Nigeria’s pristine freshwater ecosystems need protection before they are lost

As human populations grow, pure freshwater systems are becoming rare around the world. Urbanization and infrastructure development have had an impact on the natural environment in African countries, as elsewhere. Many species have become extinct.

In Nigeria, various environmental pressures have jeopardized freshwater biodiversity in recent years. Undisturbed freshwater systems have become scarce, as human activity has destroyed many rivers, lakes and streams. 

Cutting down trees, using water for domestic and industrial purposes, farming on river banks, dumping garbage and washing are some of the activities that contribute to reducing freshwater biodiversity. 

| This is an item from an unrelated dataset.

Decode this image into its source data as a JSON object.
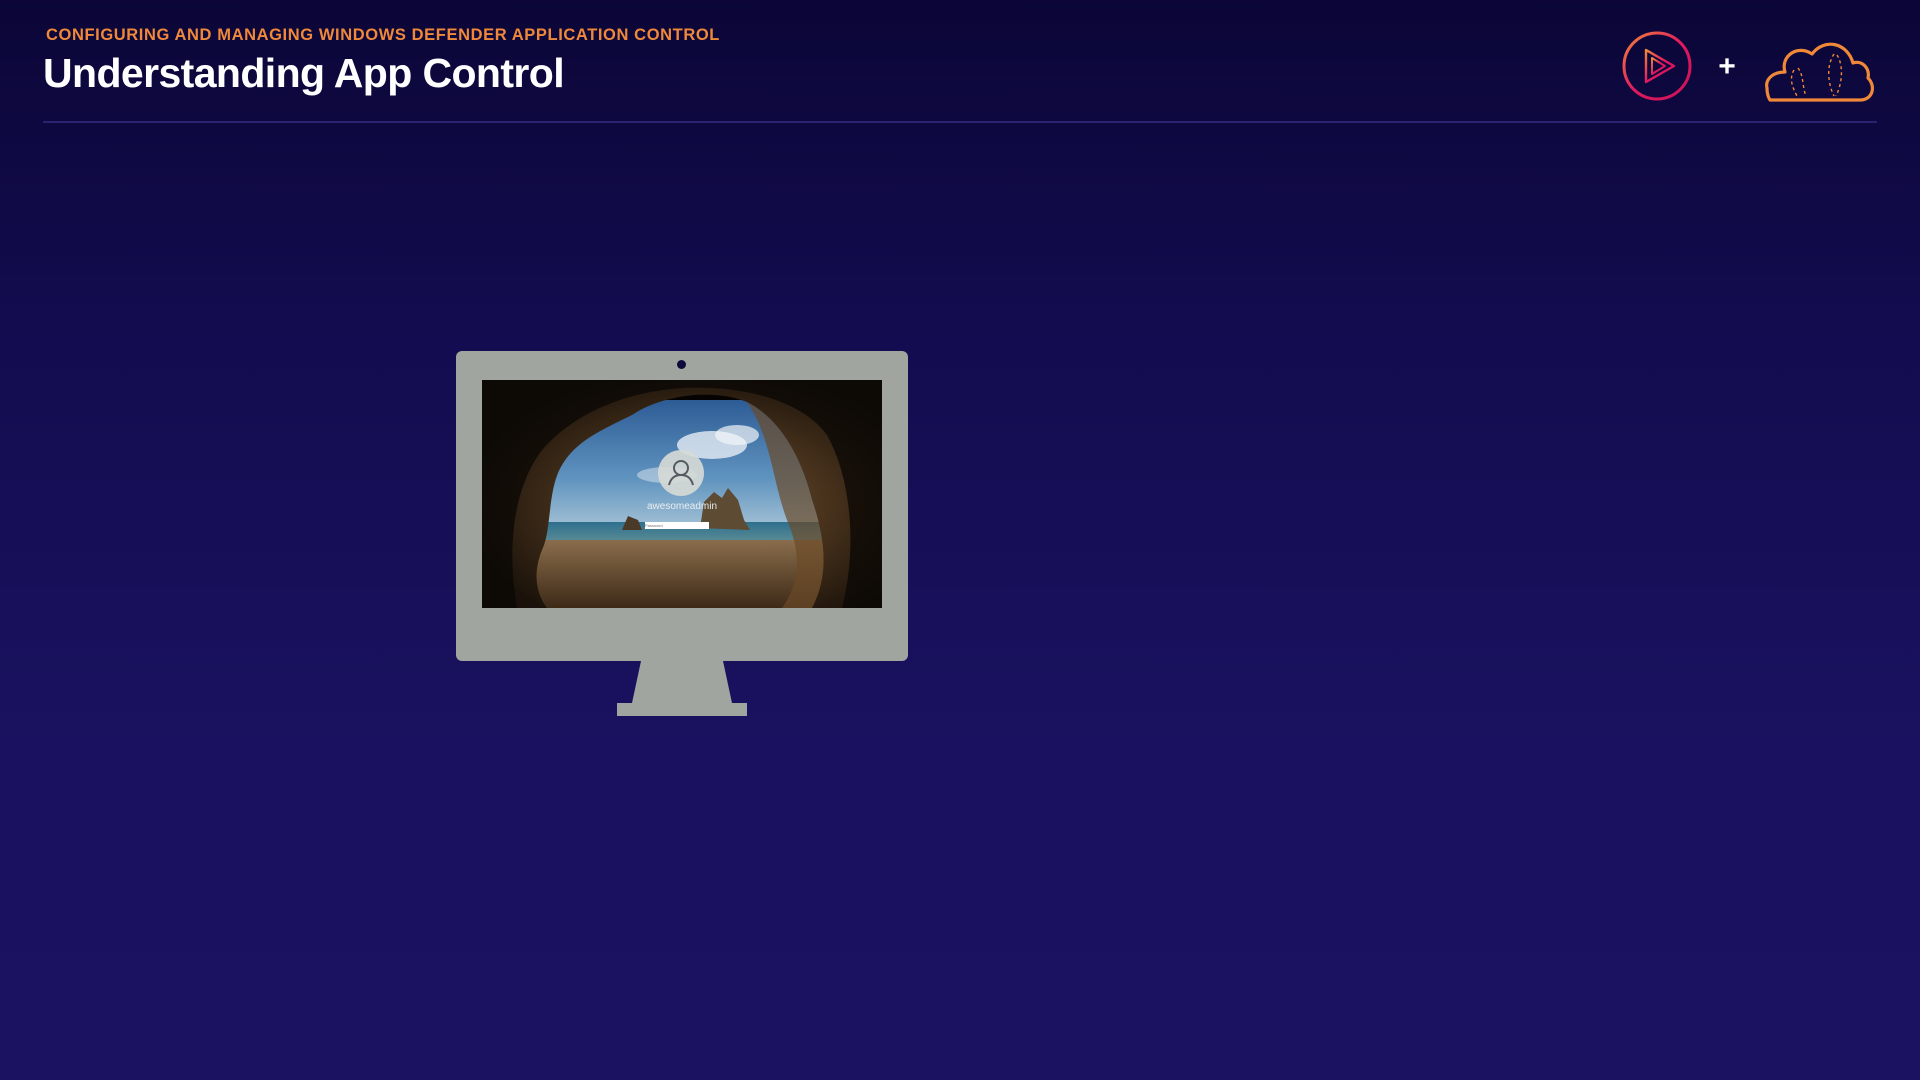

Studies have found that the animals in Nigeria’s freshwater ecosystems are mostly species that indicate low or moderate water quality. In the waters studied, there are fewer species that indicate excellent water quality. Larvae of non-biting midges, soldier flies and hover flies are examples of species that indicate poor water quality. But biological indicators of excellent water quality, such as mayflies, stoneflies and caddisflies, are frequently underrepresented

My research group recently conducted an ecological study of the freshwater systems of three waterfalls in Nigeria’s remote regions. They are all far from human settlement and are situated in Nigeria’s different vegetation and geographical zones. Our findings revealed that the streams had exceptional biological water quality, which is unusual in Nigeria.

It’s important to protect these places because pristine freshwater ecosystems are becoming rarer globally.